Further, if one examines the occasions when the designation, having been taken up in the interim by fandom and eventually official reference books like the Okudas'
Encyclopedia as being the "proper" name for the TOS design, came to be used in onscreen dialogue, one will find that in both prior cases of this, the corresponding visual representation exhibited differences to it. In "Trials and Tribble-ations" (DS9) Greg Jein had subtly updated the detailing of his repilca and it was lit or color-timed to appear green as Klingon ships had come to be portrayed since. In "Prophecy" (VGR) it was represented by a CGI model of the TMP re-design. It is of course obvious that in neither case was the deviation so great as here, but the fact remains that there can be seen something of a tradition that when the dialogue calls for a "D-7 battlecruiser" it's always a "wrong" updated design rather than the "truly" "historically-accurate" one that we actually get.
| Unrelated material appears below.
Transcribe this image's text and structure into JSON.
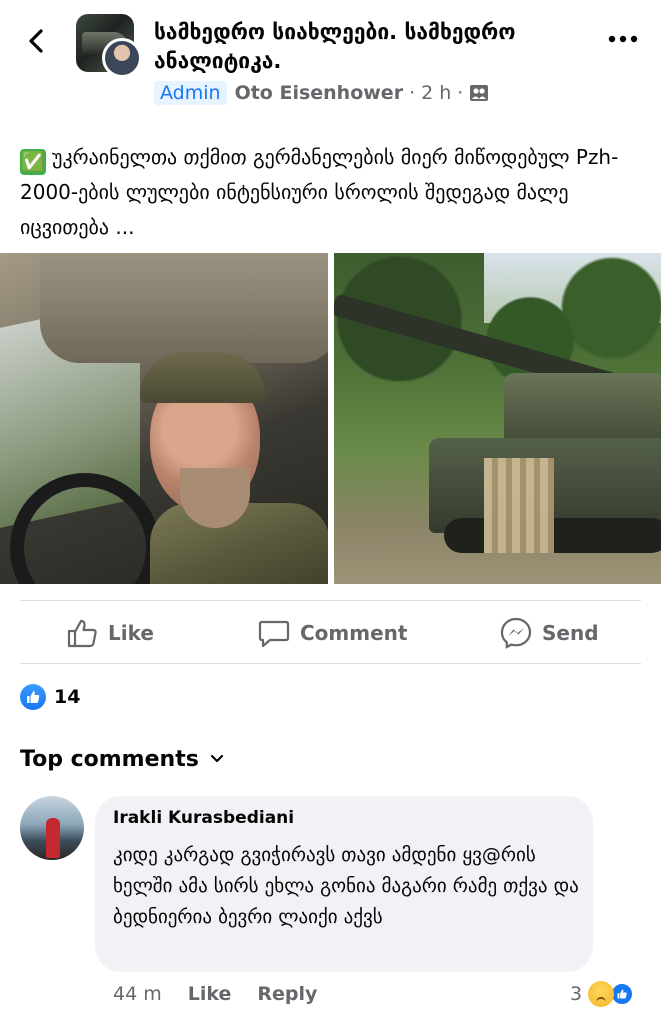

I think it's likely that people working on DSC are familiar with all of this, and probably knew that among detail-oreinted fans,
i.e. those who would care, surely some would see it as a callous "middle finger to visual continuity" and fall into paroxysms which ironically both mirror Shatner and Nimoy's original put-on and simultaneously miss or invert its aim...and others might see it as a knowing metatextual in-joke that encapsulates in microcosm the divides among fandom over "visual continuity" that were always sure to be exposed in the reactions to the show as a whole.
Because "Bald and brown" are not similarity. The images you just claimed proved your point kills it totally. Nothing about those make ups look alike. Not even "Kinda" alike.
It's more than bald and brown.
I too find the Klingon design in DSC strikingly similar to that of
Into Darkness—which seems to me to also have incorporated the secondary nostrils—although they've clearly gone further with the stylization of the features in the new show, particularly the exaggerated elongation of the head in back. They aren't
the same, but that seems to be where they started from in the process of updating the overall Klingon design. And considering it was their most recent appearance, that's only natural.